Rows with fewer than `100` people cannot be in any valid group, so we remove them before grouping.

The expression:

```sql
id - ROW_NUMBER() OVER (ORDER BY id)
```

creates the same `group_id` for rows whose ids are consecutive.

The second CTE keeps only groups with at least three rows:

```sql
valid_groups AS (
    SELECT group_id
    FROM high_traffic
    GROUP BY group_id
    HAVING COUNT(*) >= 3
)
```

The final query returns all rows from those valid groups:

```sql
SELECT
    id,
    visit_date,
    people
FROM high_traffic
WHERE group_id IN (
    SELECT group_id
    FROM valid_groups
)
ORDER BY visit_date;
```

The result is ordered by `visit_date`, as required.

## Correctness

After filtering, every row in `high_traffic` satisfies `people >= 100`.

For any consecutive run of ids, the value `id - ROW_NUMBER()` is constant because both `id` and `ROW_NUMBER()` increase by `1` at each step.
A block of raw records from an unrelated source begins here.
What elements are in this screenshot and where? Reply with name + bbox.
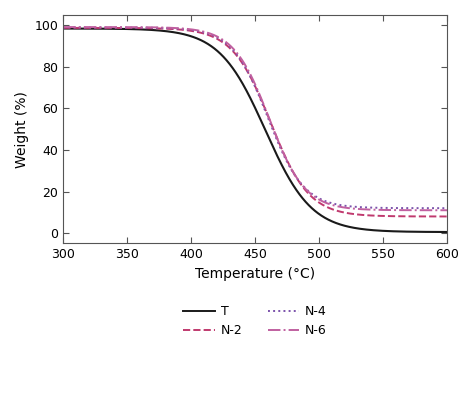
N-4	[360, 205, 365, 210]
Legend: T, N-2, N-4, N-6: T, N-2, N-4, N-6	[178, 300, 332, 342]
Line: N-2: N-2	[64, 28, 447, 216]
T	[216, 49, 221, 54]
N-2	[360, 213, 365, 218]
N-6	[229, 45, 235, 50]
N-6	[366, 207, 372, 212]
T	[229, 65, 235, 70]
T	[324, 216, 329, 221]
T	[360, 227, 365, 231]
X-axis label: Temperature (°C): Temperature (°C)	[195, 267, 315, 281]
N-6	[61, 25, 66, 29]
N-6	[444, 208, 450, 213]
N-2	[366, 213, 372, 218]
N-2	[444, 214, 450, 219]
N-4	[444, 206, 450, 211]
N-6	[100, 25, 105, 29]
N-6	[324, 201, 329, 206]
T	[100, 26, 105, 31]
Line: T: T	[64, 29, 447, 232]
T	[444, 229, 450, 234]
N-2	[324, 204, 329, 209]
Line: N-4: N-4	[64, 27, 447, 208]
N-2	[229, 48, 235, 53]
N-4	[366, 205, 372, 210]
N-4	[229, 47, 235, 52]
Line: N-6: N-6	[64, 27, 447, 210]
N-6	[216, 35, 221, 40]
N-6	[360, 207, 365, 212]
N-2	[61, 25, 66, 30]
T	[61, 26, 66, 31]
N-4	[61, 25, 66, 30]
Y-axis label: Weight (%): Weight (%)	[15, 91, 29, 168]
N-4	[324, 199, 329, 204]
N-2	[100, 25, 105, 30]
T	[366, 227, 372, 232]
N-2	[216, 37, 221, 42]
N-4	[216, 36, 221, 40]
N-4	[100, 25, 105, 30]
When a gap appears in the ids, `id` increases by more than `1`, but `ROW_NUMBER()` still increases by exactly `1`. Therefore, `id - ROW_NUMBER()` changes, creating a new group.

So each `group_id` represents exactly one consecutive run among rows where `people >= 100`.

The `valid_groups` CTE keeps only groups whose size is at least `3`.

Therefore, the final query returns exactly the rows that belong to a consecutive high-traffic group of length at least `3`.

## Complexity

Let `n` be the number of rows in `Stadium`.

| Metric | Value | Why |
|---|---:|---|
| Time | `O(n log n)` | The window function orders rows by `id` |
| Space | `O(n)` | The CTE may store filtered rows and group ids |

In practice, if `id` is indexed, the database can often process the ordering more efficiently.